FAQs & Troubleshooting

How are invoice financing (i.e. factoring) and asset-based lending different?

Factoring involves the sale of accounts receivable to a third party, while asset-based lending uses assets like accounts receivable and inventory as collateral for a loan.

How does factoring and asset-based lending allow businesses to borrow money?

In the case of invoice financing (or factoring) businesses essentially sell their accounts receivable, while ABL requires companies to use assets as collateral. businesses can access financing through factoring or asset-based lending, providing them with much-needed capital, but as mentioned in this article, there are significant differences between the two options.

In what ways can assets be used as collateral for a loan in asset-based lending?

In asset-based lending, assets such as accounts receivable, inventory, machinery, and real estate can be used as collateral for loans, giving businesses flexibility in accessing financing.

What is the difference between Accounts Receivable Finance and Asset-Based Lending?

Accounts Receivable Finance, or factoring, involves a business selling its accounts receivable to a factor at a discount.
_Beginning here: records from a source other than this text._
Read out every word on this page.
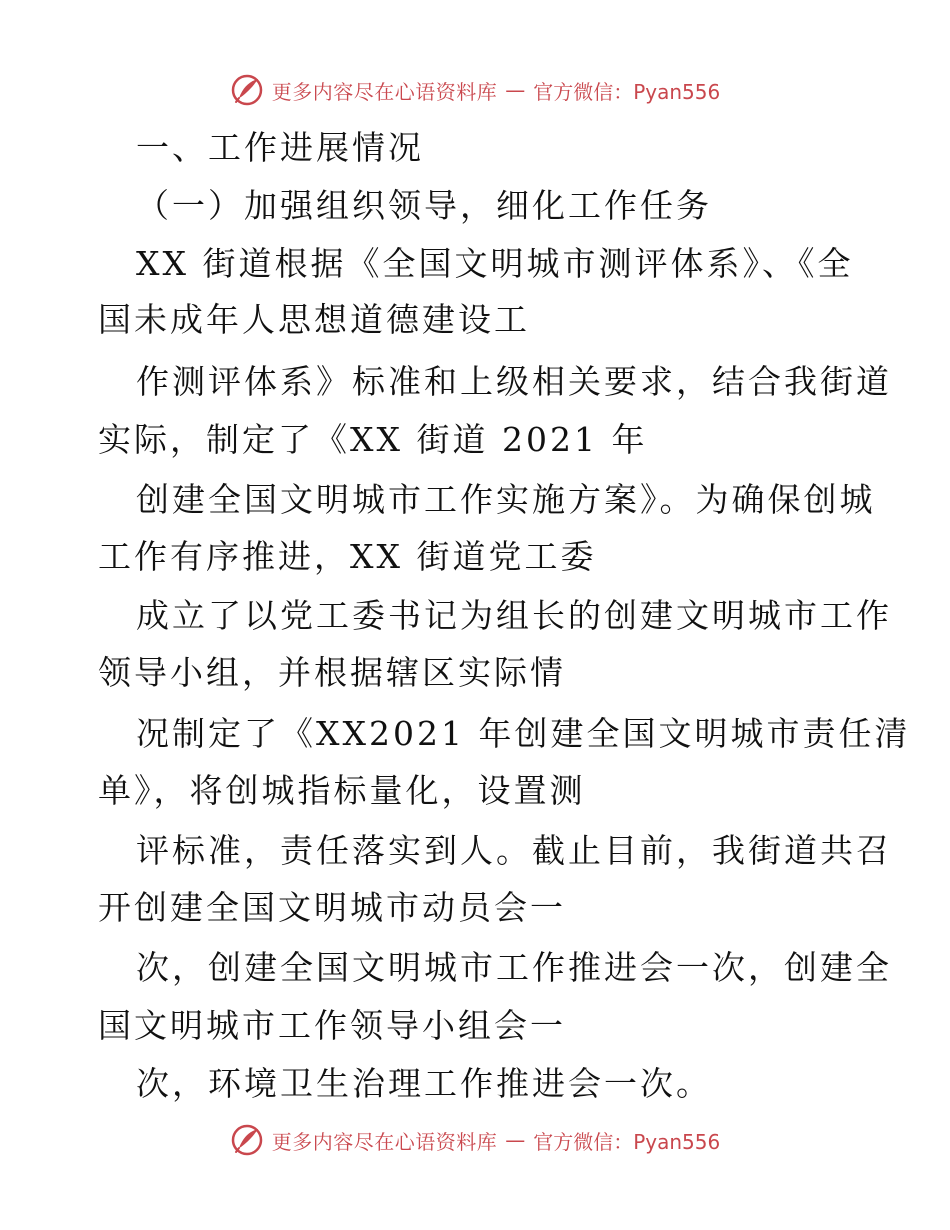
更多内容尽在心语资料库 — 官方微信：Pyan556
一、工作进展情况
（一）加强组织领导，细化工作任务
XX 街道根据《全国文明城市测评体系》、《全
国未成年人思想道德建设工
作测评体系》标准和上级相关要求，结合我街道
实际，制定了《XX 街道 2021 年
创建全国文明城市工作实施方案》。为确保创城
工作有序推进，XX 街道党工委
成立了以党工委书记为组长的创建文明城市工作
领导小组，并根据辖区实际情
况制定了《XX2021 年创建全国文明城市责任清
单》，将创城指标量化，设置测
评标准，责任落实到人。截止目前，我街道共召
开创建全国文明城市动员会一
次，创建全国文明城市工作推进会一次，创建全
国文明城市工作领导小组会一
次，环境卫生治理工作推进会一次。
更多内容尽在心语资料库 — 官方微信：Pyan556
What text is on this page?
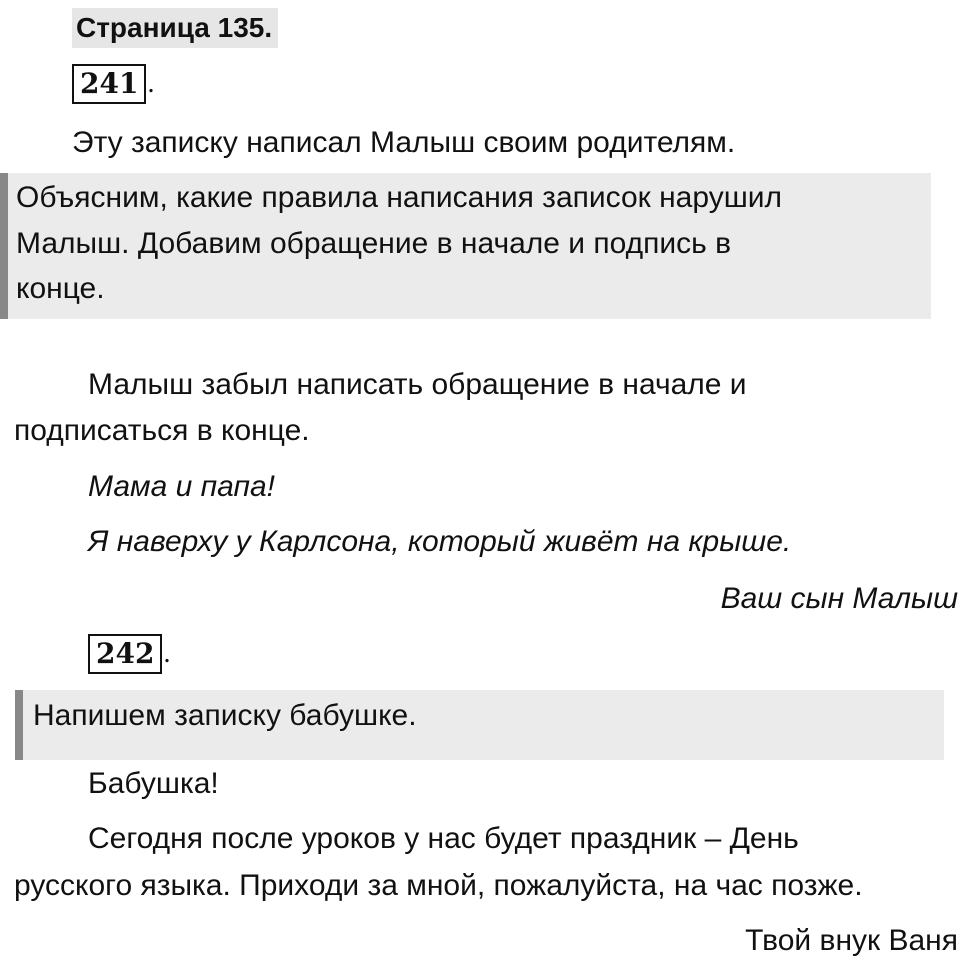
Страница 135.
241 .
Эту записку написал Малыш своим родителям.
Объясним, какие правила написания записок нарушил
Малыш. Добавим обращение в начале и подпись в
конце.
Малыш забыл написать обращение в начале и
подписаться в конце.
Мама и папа!
Я наверху у Карлсона, который живёт на крыше.
Ваш сын Малыш
242 .
Напишем записку бабушке.
Бабушка!
Сегодня после уроков у нас будет праздник – День
русского языка. Приходи за мной, пожалуйста, на час позже.
Твой внук Ваня
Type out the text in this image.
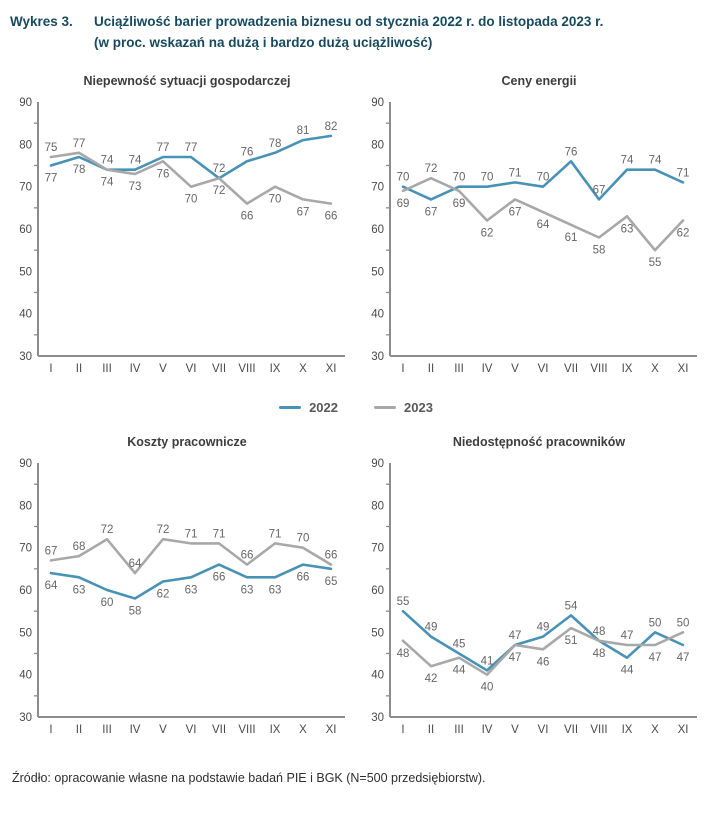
Wykres 3.	Uciążliwość barier prowadzenia biznesu od stycznia 2022 r. do listopada 2023 r.
(w proc. wskazań na dużą i bardzo dużą uciążliwość)
Niepewność sytuacji gospodarczej
90
80
70
60
50
40
30
I II III IV V VI VII VIII IX X XI
75 77
74 74
77 77
72
76
78
81 82
77
78
74 73
76
70
72
66
70
67 66
Ceny energii
90
80
70
60
50
40
30
I II III IV V VI VII VIII IX X XI
70
67
70 70 71 70
76
67
74 74
71
69
72
69
62
67
64
61
58
63
55
62
2022	2023
Koszty pracownicze
90
80
70
60
50
40
30
I II III IV V VI VII VIII IX X XI
64 63
60
58
62 63
66
63 63
66 65
67 68
72
64
72 71 71
66
71 70
66
Niedostępność pracowników
90
80
70
60
50
40
30
I II III IV V VI VII VIII IX X XI
55
49
45
41
47
49
54
48
44
50
47
48
42
44
40
47 46
51
48
47
47
50

Źródło: opracowanie własne na podstawie badań PIE i BGK (N=500 przedsiębiorstw).
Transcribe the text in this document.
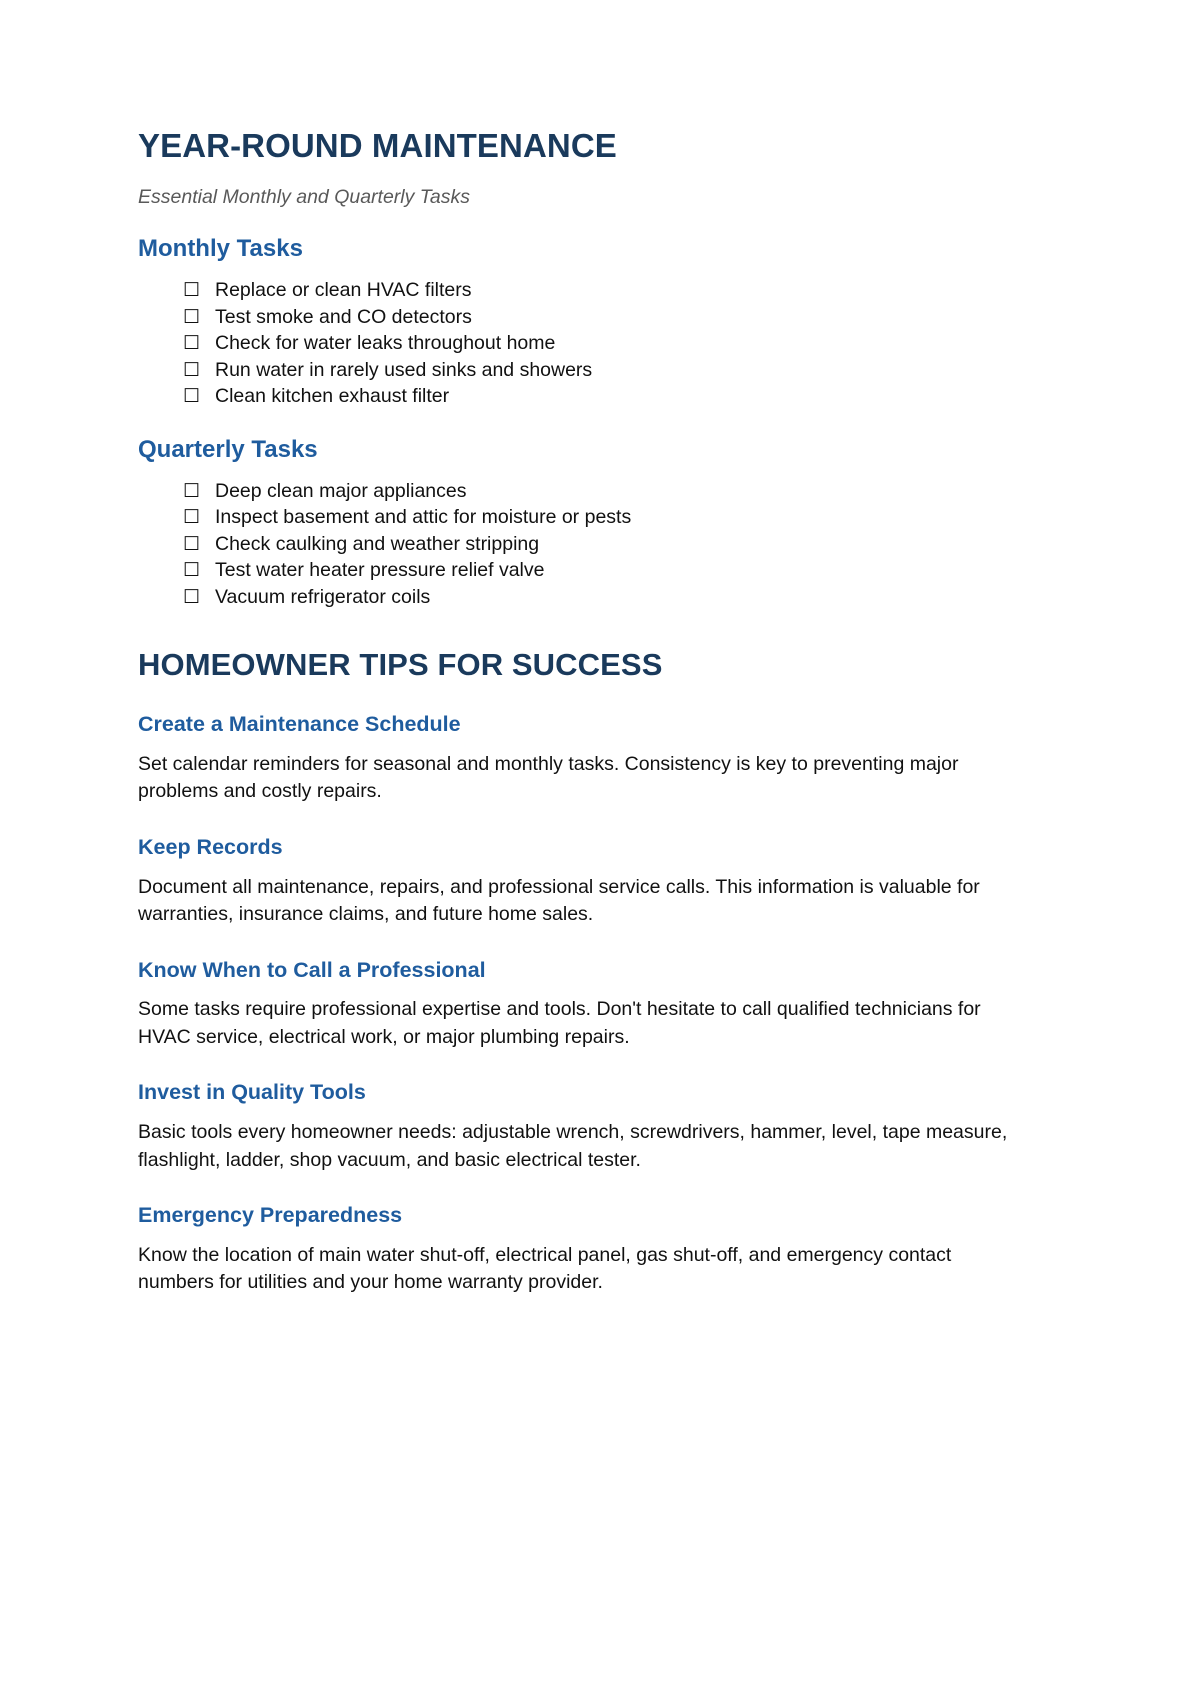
YEAR-ROUND MAINTENANCE

Essential Monthly and Quarterly Tasks

Monthly Tasks
☐ Replace or clean HVAC filters
☐ Test smoke and CO detectors
☐ Check for water leaks throughout home
☐ Run water in rarely used sinks and showers
☐ Clean kitchen exhaust filter
Quarterly Tasks
☐ Deep clean major appliances
☐ Inspect basement and attic for moisture or pests
☐ Check caulking and weather stripping
☐ Test water heater pressure relief valve
☐ Vacuum refrigerator coils
HOMEOWNER TIPS FOR SUCCESS
Create a Maintenance Schedule

Set calendar reminders for seasonal and monthly tasks. Consistency is key to preventing major problems and costly repairs.

Keep Records

Document all maintenance, repairs, and professional service calls. This information is valuable for warranties, insurance claims, and future home sales.

Know When to Call a Professional

Some tasks require professional expertise and tools. Don't hesitate to call qualified technicians for HVAC service, electrical work, or major plumbing repairs.

Invest in Quality Tools

Basic tools every homeowner needs: adjustable wrench, screwdrivers, hammer, level, tape measure, flashlight, ladder, shop vacuum, and basic electrical tester.

Emergency Preparedness

Know the location of main water shut-off, electrical panel, gas shut-off, and emergency contact numbers for utilities and your home warranty provider.
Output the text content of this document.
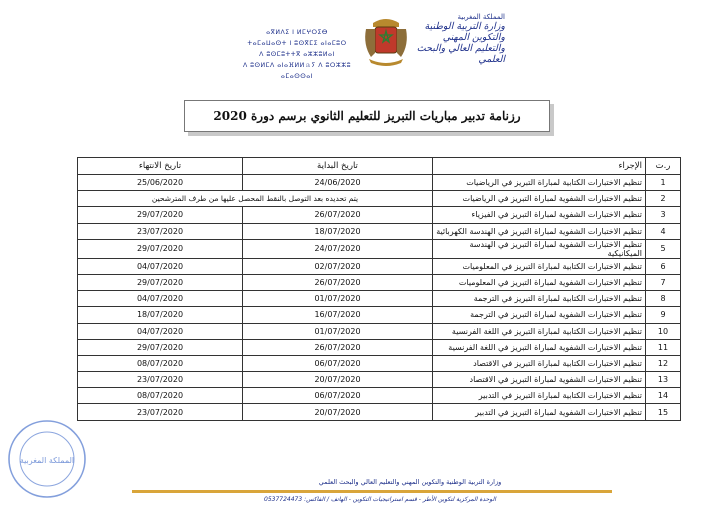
المملكة المغربية
وزارة التربية الوطنية
والتكوين المهني
والتعليم العالي والبحث العلمي
ⴰⴳⵍⴷⵉ ⵏ ⵍⵎⵖⵔⵉⴱ
ⵜⴰⵎⴰⵡⴰⵙⵜ ⵏ ⵓⵙⴳⵎⵉ ⴰⵏⴰⵎⵓⵔ
ⴷ ⵓⵙⵎⵓⵜⵜⴳ ⴰⵣⵣⵓⵍⴰⵏ
ⴷ ⵓⵙⵍⵎⴷ ⴰⵏⴰⴼⵍⵍａⵢ ⴷ ⵓⵔⵣⵣⵓ ⴰⵎⴰⵙⵙⴰⵏ
رزنامة تدبير مباريات التبريز للتعليم الثانوي برسم دورة 2020
ر.ت	الإجراء	تاريخ البداية	تاريخ الانتهاء
1	تنظيم الاختبارات الكتابية لمباراة التبريز في الرياضيات	24/06/2020	25/06/2020
2	تنظيم الاختبارات الشفوية لمباراة التبريز في الرياضيات	يتم تحديده بعد التوصل بالنقط المحصل عليها من طرف المترشحين	
3	تنظيم الاختبارات الشفوية لمباراة التبريز في الفيزياء	26/07/2020	29/07/2020
4	تنظيم الاختبارات الشفوية لمباراة التبريز في الهندسة الكهربائية	18/07/2020	23/07/2020
5	تنظيم الاختبارات الشفوية لمباراة التبريز في الهندسة الميكانيكية	24/07/2020	29/07/2020
6	تنظيم الاختبارات الكتابية لمباراة التبريز في المعلوميات	02/07/2020	04/07/2020
7	تنظيم الاختبارات الشفوية لمباراة التبريز في المعلوميات	26/07/2020	29/07/2020
8	تنظيم الاختبارات الكتابية لمباراة التبريز في الترجمة	01/07/2020	04/07/2020
9	تنظيم الاختبارات الشفوية لمباراة التبريز في الترجمة	16/07/2020	18/07/2020
10	تنظيم الاختبارات الكتابية لمباراة التبريز في اللغة الفرنسية	01/07/2020	04/07/2020
11	تنظيم الاختبارات الشفوية لمباراة التبريز في اللغة الفرنسية	26/07/2020	29/07/2020
12	تنظيم الاختبارات الكتابية لمباراة التبريز في الاقتصاد	06/07/2020	08/07/2020
13	تنظيم الاختبارات الشفوية لمباراة التبريز في الاقتصاد	20/07/2020	23/07/2020
14	تنظيم الاختبارات الكتابية لمباراة التبريز في التدبير	06/07/2020	08/07/2020
15	تنظيم الاختبارات الشفوية لمباراة التبريز في التدبير	20/07/2020	23/07/2020
المملكة المغربية
وزارة التربية الوطنية والتكوين المهني والتعليم العالي والبحث العلمي
الوحدة المركزية لتكوين الأطر - قسم استراتيجيات التكوين - الهاتف / الفاكس: 0537724473
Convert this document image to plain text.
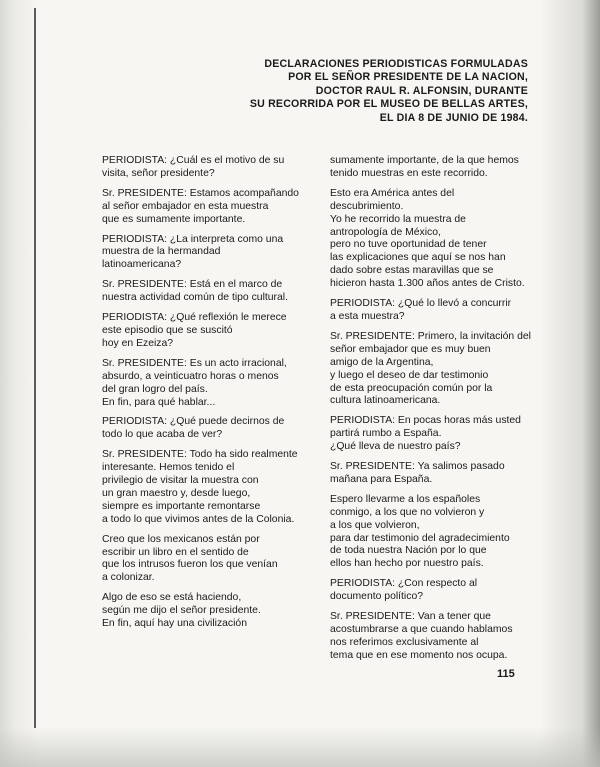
DECLARACIONES PERIODISTICAS FORMULADAS
POR EL SEÑOR PRESIDENTE DE LA NACION,
DOCTOR RAUL R. ALFONSIN, DURANTE
SU RECORRIDA POR EL MUSEO DE BELLAS ARTES,
EL DIA 8 DE JUNIO DE 1984.
PERIODISTA: ¿Cuál es el motivo de su
visita, señor presidente?
Sr. PRESIDENTE: Estamos acompañando
al señor embajador en esta muestra
que es sumamente importante.
PERIODISTA: ¿La interpreta como una
muestra de la hermandad
latinoamericana?
Sr. PRESIDENTE: Está en el marco de
nuestra actividad común de tipo cultural.
PERIODISTA: ¿Qué reflexión le merece
este episodio que se suscitó
hoy en Ezeiza?
Sr. PRESIDENTE: Es un acto irracional,
absurdo, a veinticuatro horas o menos
del gran logro del país.
En fin, para qué hablar...
PERIODISTA: ¿Qué puede decirnos de
todo lo que acaba de ver?
Sr. PRESIDENTE: Todo ha sido realmente
interesante. Hemos tenido el
privilegio de visitar la muestra con
un gran maestro y, desde luego,
siempre es importante remontarse
a todo lo que vivimos antes de la Colonia.
Creo que los mexicanos están por
escribir un libro en el sentido de
que los intrusos fueron los que venían
a colonizar.
Algo de eso se está haciendo,
según me dijo el señor presidente.
En fin, aquí hay una civilización
sumamente importante, de la que hemos
tenido muestras en este recorrido.
Esto era América antes del
descubrimiento.
Yo he recorrido la muestra de
antropología de México,
pero no tuve oportunidad de tener
las explicaciones que aquí se nos han
dado sobre estas maravillas que se
hicieron hasta 1.300 años antes de Cristo.
PERIODISTA: ¿Qué lo llevó a concurrir
a esta muestra?
Sr. PRESIDENTE: Primero, la invitación del
señor embajador que es muy buen
amigo de la Argentina,
y luego el deseo de dar testimonio
de esta preocupación común por la
cultura latinoamericana.
PERIODISTA: En pocas horas más usted
partirá rumbo a España.
¿Qué lleva de nuestro país?
Sr. PRESIDENTE: Ya salimos pasado
mañana para España.
Espero llevarme a los españoles
conmigo, a los que no volvieron y
a los que volvieron,
para dar testimonio del agradecimiento
de toda nuestra Nación por lo que
ellos han hecho por nuestro país.
PERIODISTA: ¿Con respecto al
documento político?
Sr. PRESIDENTE: Van a tener que
acostumbrarse a que cuando hablamos
nos referimos exclusivamente al
tema que en ese momento nos ocupa.
115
Asset-Based Lending, on the other hand, uses a business’s assets, such as accounts receivable and inventory, as collateral for a line of credit.

What types of asset-based loans can a business obtain?

Businesses can obtain various types of asset-based loans, including revolving lines of credit secured by accounts receivable and inventory, equipment financing using machinery as collateral, and real estate loans.

Who typically acts as the lender in asset-based lending?

Asset-based lending is usually provided by specialized financial institutions or asset-based lenders who understand the complexities of using assets as collateral for loans.